Depuis un moment une forme de vouvoiement en Ewe est apparue au Togo. Il est difficile de donner des précisions exactes sur le contexte de son expansion. Déjà, depuis le début d’année 2018, un jeune bloggeur togolais remarquait que : « le fait même […] de désigner une seule personne par « vous » semble étrange ». Il posa ce constat après avoir échangé avec un ami sur le vouvoiement des parents. Il demanda à ce dernier s’il tutoyait ou vouvoyait son père. Sa réponse : « je ne parle pas [le] français avec mon père. » Ce jugement pointant vers le Français nous paraît pertinent.
Copie du vouvoiement à la française, le vouvoiement en Ewe et en Mina, visant à marquer du respect à l’Autre (3e personne du singulier : il / elle), surtout à l’étranger, a largement été diffusé par des journalistes, qui, en animant des émissions radioactives dans ces langues, ont pris l’habitude de recevoir solennellement leurs invités en les vouvoyant et en s’adressant à eux avec des formules de politesse les plus appropriées. On peut envisager le contexte des protestations (politiques) contre le pouvoir en place au Togo en 2017 comme un moment important, voire un tournant dans la diffusion de ce genre de vouvoiement. À ce jour, les locuteurs des langues, y compris les plus jeunes, se sentent plutôt à l’aise en vouvoyant dans leur pratique quotidienne de la langue. Ce phénomène touche largement aussi les Togolais de l’étranger. Or, cette pratique pose un problème de la maîtrise des langues nationales au Togo.
Un bref retour dans le passé pour poser le diagnostic du vouvoiement en Ewe et en Mina
Une rétrospective, c’est-à-dire un retour dans le temps, s’avère importante pour poser le problème et faire un diagnostic succinct. Car ce furent les missionnaires allemands qui codifièrent l’usage de la langue ewe, lorsqu’ils voulaient évangéliser les peuples ewe, du territoire actuellement ghanéen venant vers le Togo actuel. La maîtrise de la langue pouvait non seulement aider à mieux évangéliser les Ewe, mais elle pouvait aussi servir de véhicule d’une conscience nationale. Les plus vieux, surtout ceux proches de l’Eglise évangélique presbytérienne, reconnaîtront facilement les noms de certains missionnaires allemands en raison de leurs travaux sur les Ewe : Bernhard Schlegel – celui qui codifia le premier l’Ewe qu’il considérait d’abord comme une « langue sombre et difficile » (1856) -, Jakob Spieth qui étudia les différents peuples ewe, mais aussi participa à la traduction de la Bible en Ewe -, ou Dietrich Westermann (linguiste) – qui travailla intensément sur le vocabulaire et la grammaire ewe, mais aussi sur les Ewe de Glidji. Ce qui précède montre que la question, dont nous traitons, couvre les régions dans lesquelles l’on parle largement le Mina (ou Gɛ̃ gbe).

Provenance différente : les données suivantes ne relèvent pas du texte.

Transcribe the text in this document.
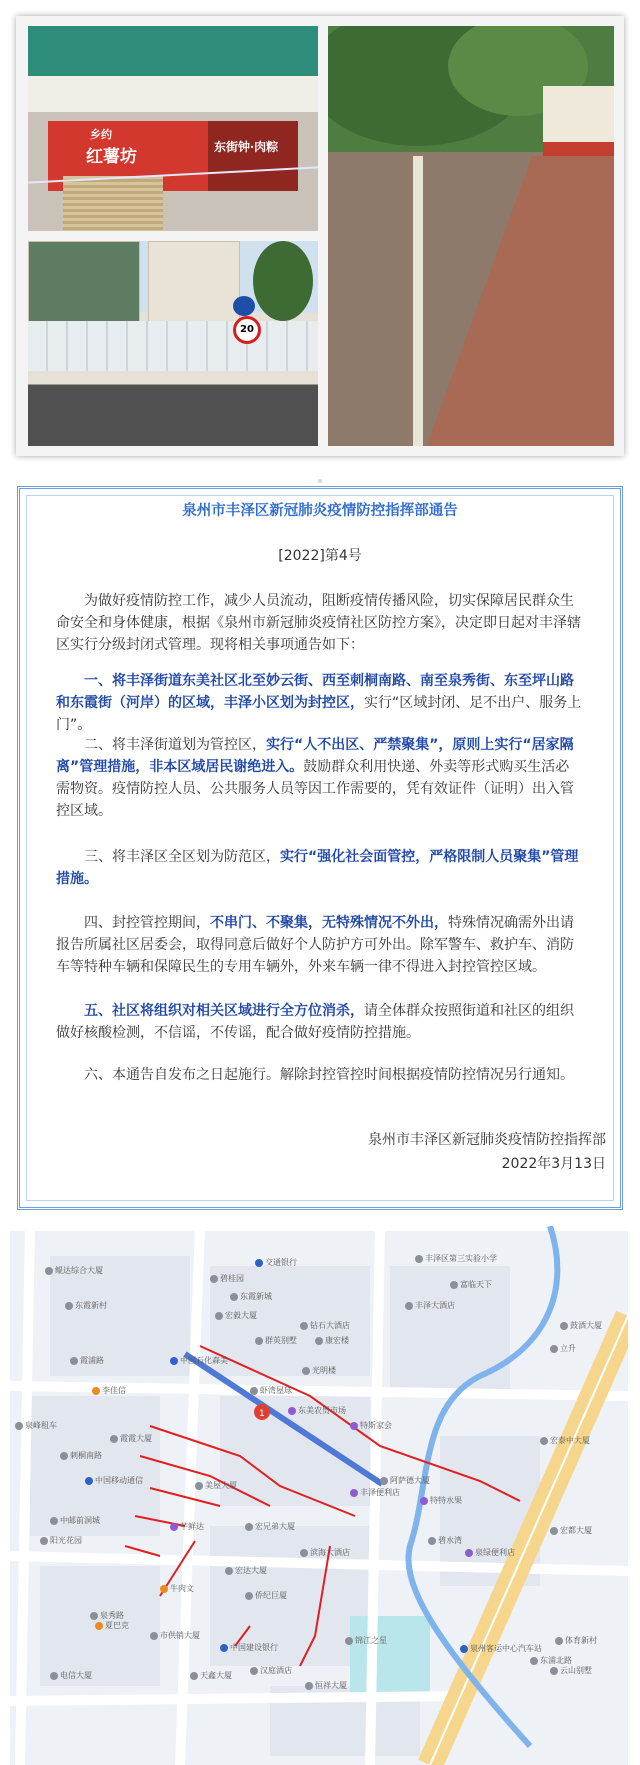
乡约
红薯坊	东街钟·肉粽
20
泉州市丰泽区新冠肺炎疫情防控指挥部通告
[2022]第4号
为做好疫情防控工作，减少人员流动，阻断疫情传播风险，切实保障居民群众生命安全和身体健康，根据《泉州市新冠肺炎疫情社区防控方案》，决定即日起对丰泽辖区实行分级封闭式管理。现将相关事项通告如下：
一、将丰泽街道东美社区北至妙云街、西至刺桐南路、南至泉秀街、东至坪山路和东霞街（河岸）的区域，丰泽小区划为封控区，实行“区域封闭、足不出户、服务上门”。
二、将丰泽街道划为管控区，实行“人不出区、严禁聚集”，原则上实行“居家隔离”管理措施，非本区域居民谢绝进入。鼓励群众利用快递、外卖等形式购买生活必需物资。疫情防控人员、公共服务人员等因工作需要的，凭有效证件（证明）出入管控区域。
三、将丰泽区全区划为防范区，实行“强化社会面管控，严格限制人员聚集”管理措施。
四、封控管控期间，不串门、不聚集，无特殊情况不外出，特殊情况确需外出请报告所属社区居委会，取得同意后做好个人防护方可外出。除军警车、救护车、消防车等特种车辆和保障民生的专用车辆外，外来车辆一律不得进入封控管控区域。
五、社区将组织对相关区域进行全方位消杀，请全体群众按照街道和社区的组织做好核酸检测，不信谣，不传谣，配合做好疫情防控措施。
六、本通告自发布之日起施行。解除封控管控时间根据疫情防控情况另行通知。
泉州市丰泽区新冠肺炎疫情防控指挥部
2022年3月13日
1
交通银行	丰泽区第三实验小学
鲲达综合大厦
东霞新村
碧桂园
东霞新城
宏毅大厦
富临天下
丰泽大酒店
鼓酒大厦
钻石大酒店
群英别墅	康宏楼
立升
中国石化森美
光明楼
李佳信	虾湾屋球
东美农贸市场
泉峰租车	特斯家会
霞霞大厦	宏泰中大厦
刺桐南路
中国移动通信	阿萨德大厦
美屋大厦
丰泽便利店
特特水果
中邮前洞城
阳光花园
芊鲜达	宏兄弟大厦
碧水湾
泉绿便利店
宏都大厦
滨海大酒店
宏达大厦
牛肉文
侨纪巨厦
泉秀路
夏巴克
市供销大厦
锦江之星
中国建设银行	泉州客运中心汽车站
汉庭酒店
天鑫大厦
恒祥大厦
电信大厦
东浦北路
云山别墅
体育新村
霞浦路
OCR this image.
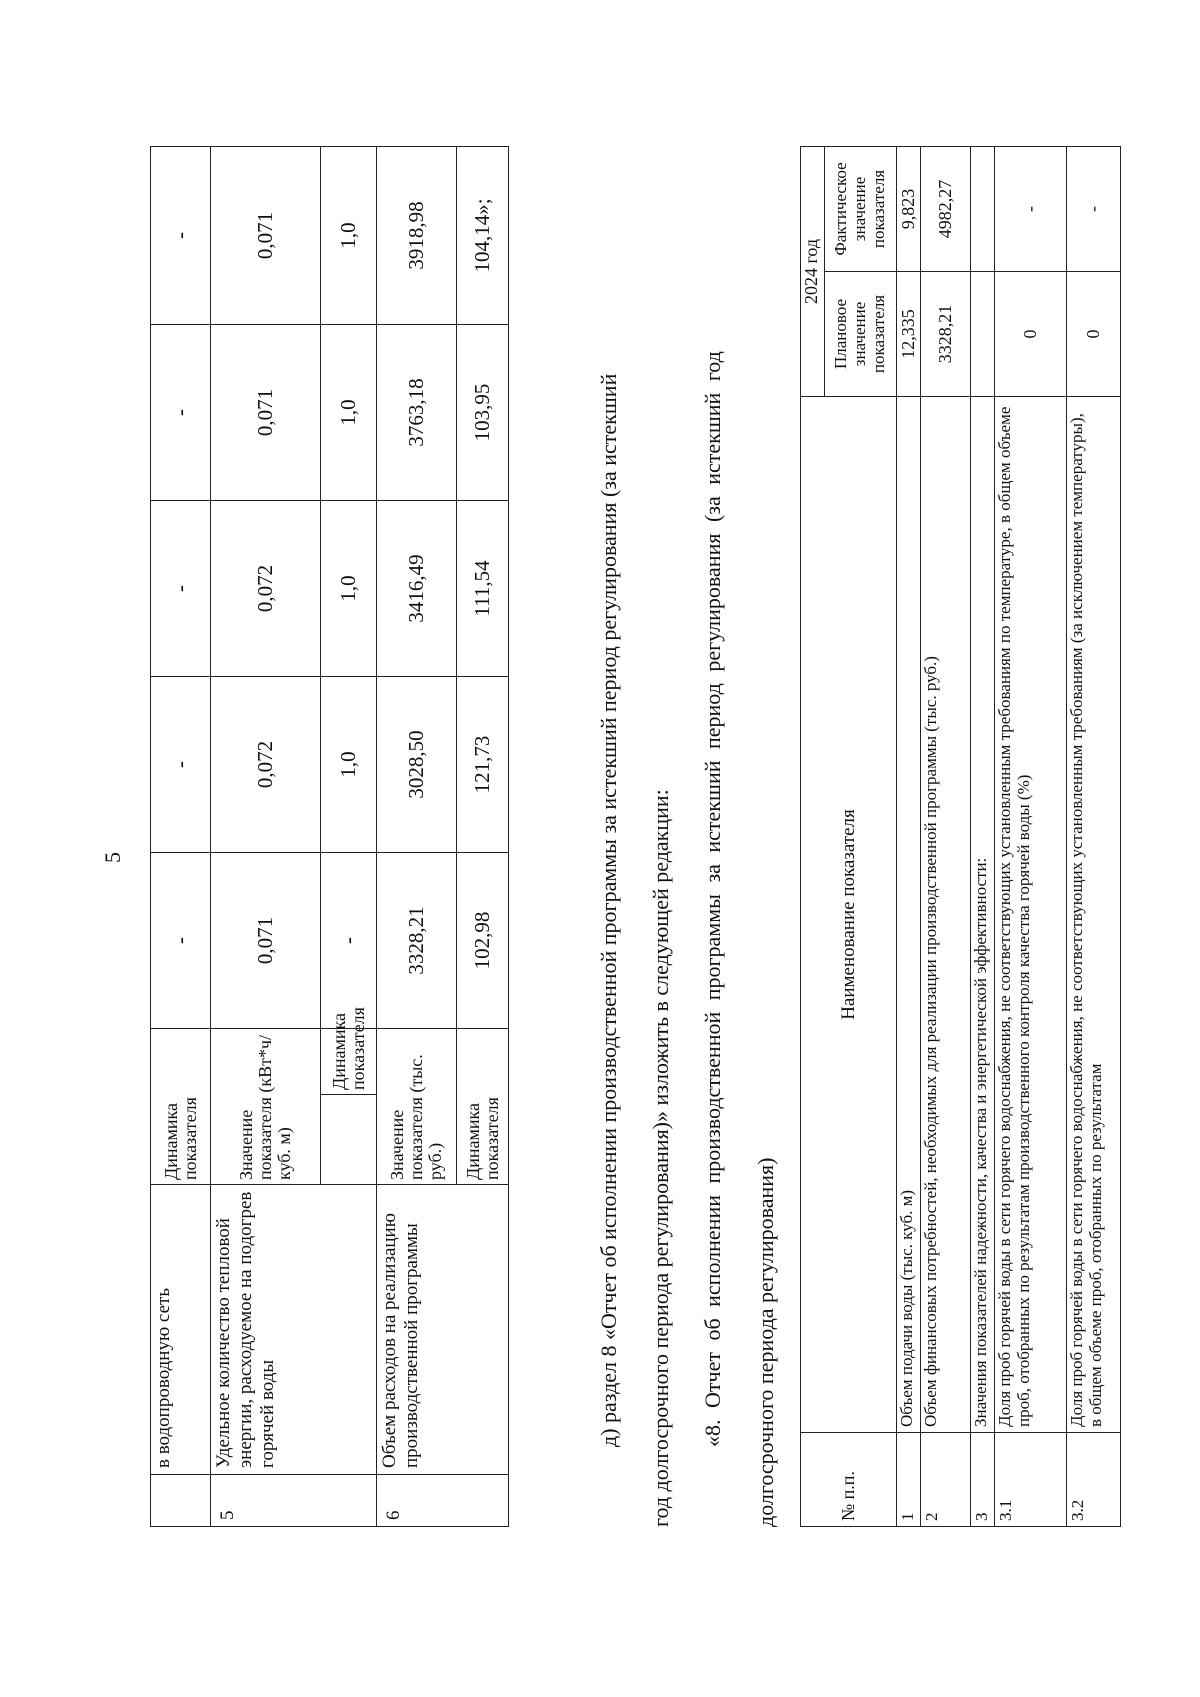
5
	в водопроводную сеть	Динамика показателя		-	-	-	-	-
5	Удельное количество тепловой энергии, расходуемое на подогрев горячей воды	Значение показателя (кВт*ч/куб. м)		0,071	0,072	0,072	0,071	0,071
			Динамика показателя	-	1,0	1,0	1,0	1,0
6	Объем расходов на реализацию производственной программы	Значение показателя (тыс. руб.)		3328,21	3028,50	3416,49	3763,18	3918,98
		Динамика показателя		102,98	121,73	111,54	103,95	104,14»;
д) раздел 8 «Отчет об исполнении производственной программы за истекший период регулирования (за истекший год долгосрочного периода регулирования)» изложить в следующей редакции: «8. Отчет об исполнении производственной программы за истекший период регулирования (за истекший год долгосрочного периода регулирования)	№ п.п.	Наименование показателя	2024 год	
		Плановое значение показателя	Фактическое значение показателя
1	Объем подачи воды (тыс. куб. м)	12,335	9,823
2	Объем финансовых потребностей, необходимых для реализации производственной программы (тыс. руб.)	3328,21	4982,27
3	Значения показателей надежности, качества и энергетической эффективности:		
3.1	Доля проб горячей воды в сети горячего водоснабжения, не соответствующих установленным требованиям по температуре, в общем объеме проб, отобранных по результатам производственного контроля качества горячей воды (%)	0	-
3.2	Доля проб горячей воды в сети горячего водоснабжения, не соответствующих установленным требованиям (за исключением температуры), в общем объеме проб, отобранных по результатам	0	-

Depuis la francisation du Togo, renforcée par les mesures de réformes mises en place à l’ère du gouverneur Auguste Bonnecarrère, qui voulait faire pièce à l’œuvre allemande dans le domaine économique, mais aussi dans celui de l’éducation – faite à travers la langue -, une réduction de l’influence ewe a savamment été organisée. Pour marquer leur présence au Togo, les Français favorisèrent la venue de missions françaises qui s’employèrent à étudier les cultures, y compris les langues, des peuples du nord. Gilbert Dotsé Yigbe, un germaniste, a consacré des études à cette question.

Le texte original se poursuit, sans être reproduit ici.